A GPS is never necessary for the operation of Stellarmate. You can set your time and position by hand more accurately than you can with a dongle GPS.
Here's what a GPS really looks like (taken from a stratum 1 timeserver):
Notice that GPS reports a course and speed. Recall that this server hasn't moved so much as a millimeter in a month. The receiver averages the time variation to create a "cooked TPV" , however it has to have a PPS tied to it to get the start of second. So the time is going to be off >= a half second on each time pushed to GPSD. The location can't be averaged however, since the course and heading values are used for navigation, and need to be real time. Software using the location data should use a regression to average the value into a true course approximation, or just average the values over a period of time to get the true location (which will not be precise, but within the 10m radius error bubble of the receiver.
NTP can fix the time issue by using the PPS signal. Here's what they look like:
Here you can see the time derived from the PPS + GPS listed as ".PPS."
The GPS alone, is listed as ".GPS." (The GPS entries lower down are actually the PPS or SHM clocks at other sites)

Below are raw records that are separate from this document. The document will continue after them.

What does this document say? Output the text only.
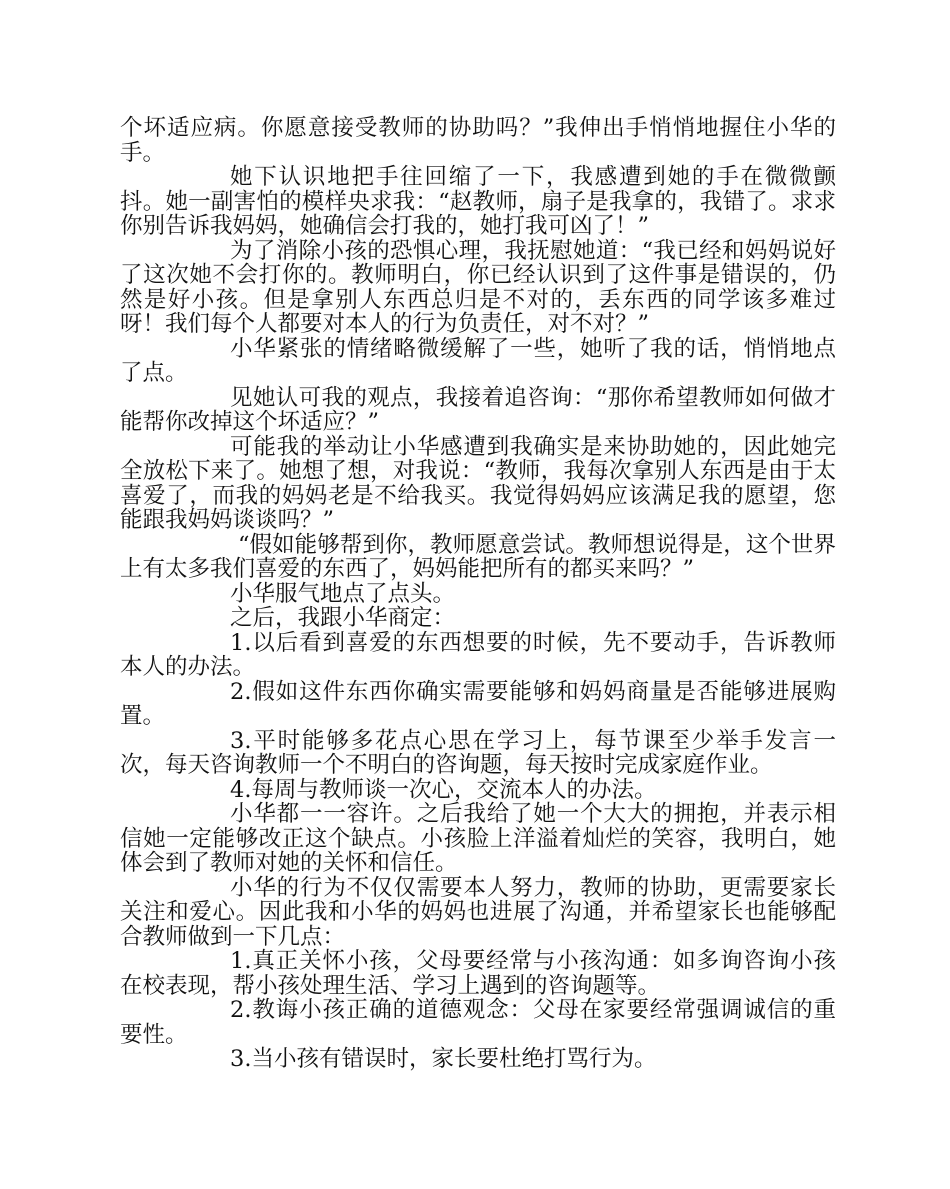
个坏适应病。你愿意接受教师的协助吗？”我伸出手悄悄地握住小华的手。

她下认识地把手往回缩了一下，我感遭到她的手在微微颤抖。她一副害怕的模样央求我：“赵教师，扇子是我拿的，我错了。求求你别告诉我妈妈，她确信会打我的，她打我可凶了！”

为了消除小孩的恐惧心理，我抚慰她道：“我已经和妈妈说好了这次她不会打你的。教师明白，你已经认识到了这件事是错误的，仍然是好小孩。但是拿别人东西总归是不对的，丢东西的同学该多难过呀！我们每个人都要对本人的行为负责任，对不对？”

小华紧张的情绪略微缓解了一些，她听了我的话，悄悄地点了点。

见她认可我的观点，我接着追咨询：“那你希望教师如何做才能帮你改掉这个坏适应？”

可能我的举动让小华感遭到我确实是来协助她的，因此她完全放松下来了。她想了想，对我说：“教师，我每次拿别人东西是由于太喜爱了，而我的妈妈老是不给我买。我觉得妈妈应该满足我的愿望，您能跟我妈妈谈谈吗？”

“假如能够帮到你，教师愿意尝试。教师想说得是，这个世界上有太多我们喜爱的东西了，妈妈能把所有的都买来吗？”

小华服气地点了点头。

之后，我跟小华商定：

1.以后看到喜爱的东西想要的时候，先不要动手，告诉教师本人的办法。

2.假如这件东西你确实需要能够和妈妈商量是否能够进展购置。

3.平时能够多花点心思在学习上，每节课至少举手发言一次，每天咨询教师一个不明白的咨询题，每天按时完成家庭作业。

4.每周与教师谈一次心，交流本人的办法。

小华都一一容许。之后我给了她一个大大的拥抱，并表示相信她一定能够改正这个缺点。小孩脸上洋溢着灿烂的笑容，我明白，她体会到了教师对她的关怀和信任。

小华的行为不仅仅需要本人努力，教师的协助，更需要家长关注和爱心。因此我和小华的妈妈也进展了沟通，并希望家长也能够配合教师做到一下几点：

1.真正关怀小孩，父母要经常与小孩沟通：如多询咨询小孩在校表现，帮小孩处理生活、学习上遇到的咨询题等。

2.教诲小孩正确的道德观念：父母在家要经常强调诚信的重要性。

3.当小孩有错误时，家长要杜绝打骂行为。
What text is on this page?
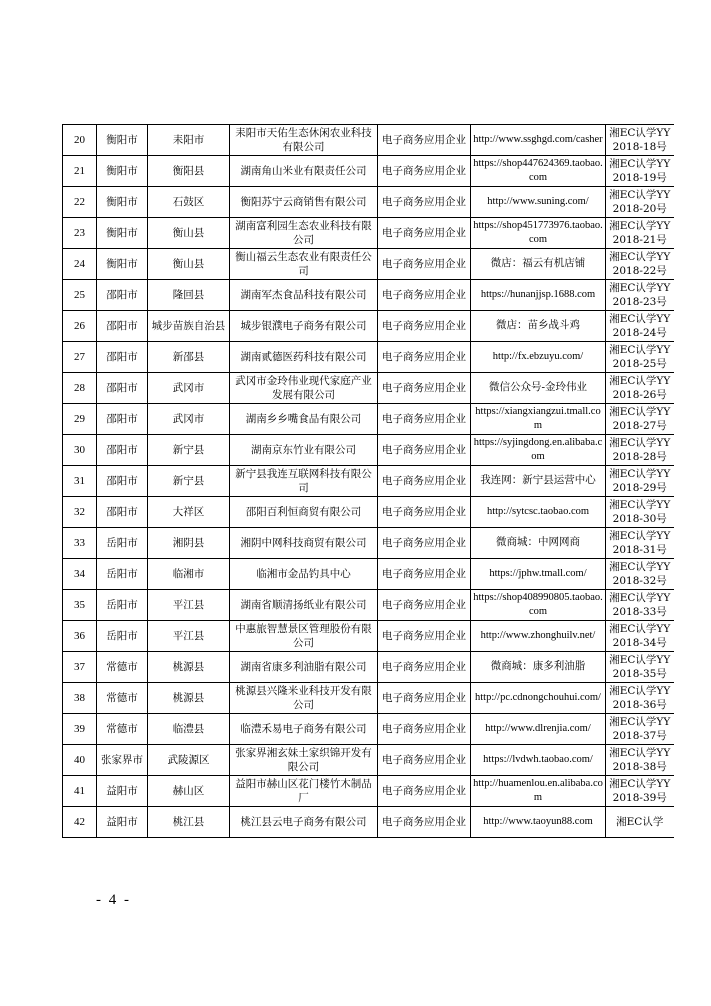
20	衡阳市	耒阳市	耒阳市天佑生态休闲农业科技有限公司	电子商务应用企业	http://www.ssghgd.com/casher	湘EC认学YY2018-18号
21	衡阳市	衡阳县	湖南角山米业有限责任公司	电子商务应用企业	https://shop447624369.taobao.com	湘EC认学YY2018-19号
22	衡阳市	石鼓区	衡阳苏宁云商销售有限公司	电子商务应用企业	http://www.suning.com/	湘EC认学YY2018-20号
23	衡阳市	衡山县	湖南富利园生态农业科技有限公司	电子商务应用企业	https://shop451773976.taobao.com	湘EC认学YY2018-21号
24	衡阳市	衡山县	衡山福云生态农业有限责任公司	电子商务应用企业	微店：福云有机店铺	湘EC认学YY2018-22号
25	邵阳市	隆回县	湖南军杰食品科技有限公司	电子商务应用企业	https://hunanjjsp.1688.com	湘EC认学YY2018-23号
26	邵阳市	城步苗族自治县	城步银濮电子商务有限公司	电子商务应用企业	微店：苗乡战斗鸡	湘EC认学YY2018-24号
27	邵阳市	新邵县	湖南贰德医药科技有限公司	电子商务应用企业	http://fx.ebzuyu.com/	湘EC认学YY2018-25号
28	邵阳市	武冈市	武冈市金玲伟业现代家庭产业发展有限公司	电子商务应用企业	微信公众号-金玲伟业	湘EC认学YY2018-26号
29	邵阳市	武冈市	湖南乡乡嘴食品有限公司	电子商务应用企业	https://xiangxiangzui.tmall.com	湘EC认学YY2018-27号
30	邵阳市	新宁县	湖南京东竹业有限公司	电子商务应用企业	https://syjingdong.en.alibaba.com	湘EC认学YY2018-28号
31	邵阳市	新宁县	新宁县我连互联网科技有限公司	电子商务应用企业	我连网：新宁县运营中心	湘EC认学YY2018-29号
32	邵阳市	大祥区	邵阳百利恒商贸有限公司	电子商务应用企业	http://sytcsc.taobao.com	湘EC认学YY2018-30号
33	岳阳市	湘阴县	湘阴中网科技商贸有限公司	电子商务应用企业	微商城：中网网商	湘EC认学YY2018-31号
34	岳阳市	临湘市	临湘市金品钓具中心	电子商务应用企业	https://jphw.tmall.com/	湘EC认学YY2018-32号
35	岳阳市	平江县	湖南省顺清扬纸业有限公司	电子商务应用企业	https://shop408990805.taobao.com	湘EC认学YY2018-33号
36	岳阳市	平江县	中惠旅智慧景区管理股份有限公司	电子商务应用企业	http://www.zhonghuilv.net/	湘EC认学YY2018-34号
37	常德市	桃源县	湖南省康多利油脂有限公司	电子商务应用企业	微商城：康多利油脂	湘EC认学YY2018-35号
38	常德市	桃源县	桃源县兴隆米业科技开发有限公司	电子商务应用企业	http://pc.cdnongchouhui.com/	湘EC认学YY2018-36号
39	常德市	临澧县	临澧禾易电子商务有限公司	电子商务应用企业	http://www.dlrenjia.com/	湘EC认学YY2018-37号
40	张家界市	武陵源区	张家界湘玄妹土家织锦开发有限公司	电子商务应用企业	https://lvdwh.taobao.com/	湘EC认学YY2018-38号
41	益阳市	赫山区	益阳市赫山区花门楼竹木制品厂	电子商务应用企业	http://huamenlou.en.alibaba.com	湘EC认学YY2018-39号
42	益阳市	桃江县	桃江县云电子商务有限公司	电子商务应用企业	http://www.taoyun88.com	湘EC认学
- 4 -
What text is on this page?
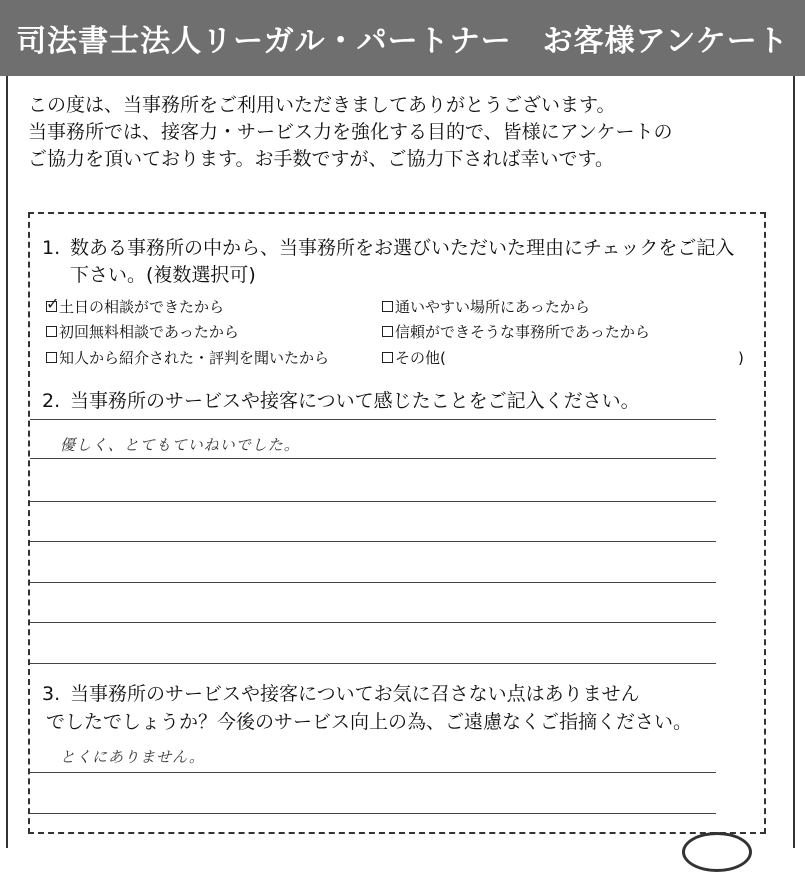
司法書士法人リーガル・パートナー　お客様アンケート
この度は、当事務所をご利用いただきましてありがとうございます。
当事務所では、接客力・サービス力を強化する目的で、皆様にアンケートの
ご協力を頂いております。お手数ですが、ご協力下されば幸いです。
1. 数ある事務所の中から、当事務所をお選びいただいた理由にチェックをご記入
下さい。(複数選択可)
✓
土日の相談ができたから	通いやすい場所にあったから
初回無料相談であったから	信頼ができそうな事務所であったから
知人から紹介された・評判を聞いたから	その他(	)
2. 当事務所のサービスや接客について感じたことをご記入ください。
優しく、とてもていねいでした。
3. 当事務所のサービスや接客についてお気に召さない点はありません
でしたでしょうか？今後のサービス向上の為、ご遠慮なくご指摘ください。
とくにありません。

Notice the huge offset on the GPS time, along with a massive jitter value. This means, that the time received differs from the correct time by 631ms (.631 seconds) and the reported time varies by 51 milliseconds around that offset on every (once per second) transmit from the GPS. That's a lot of error. Notice that the PPS condition time barely varies at all - .001ms or 1 microsecond. The actual value is a bit less than that.
It is a fact, that using a dongle is less accurate than using google earth to set your location/time by hand. Sorry you wasted your money.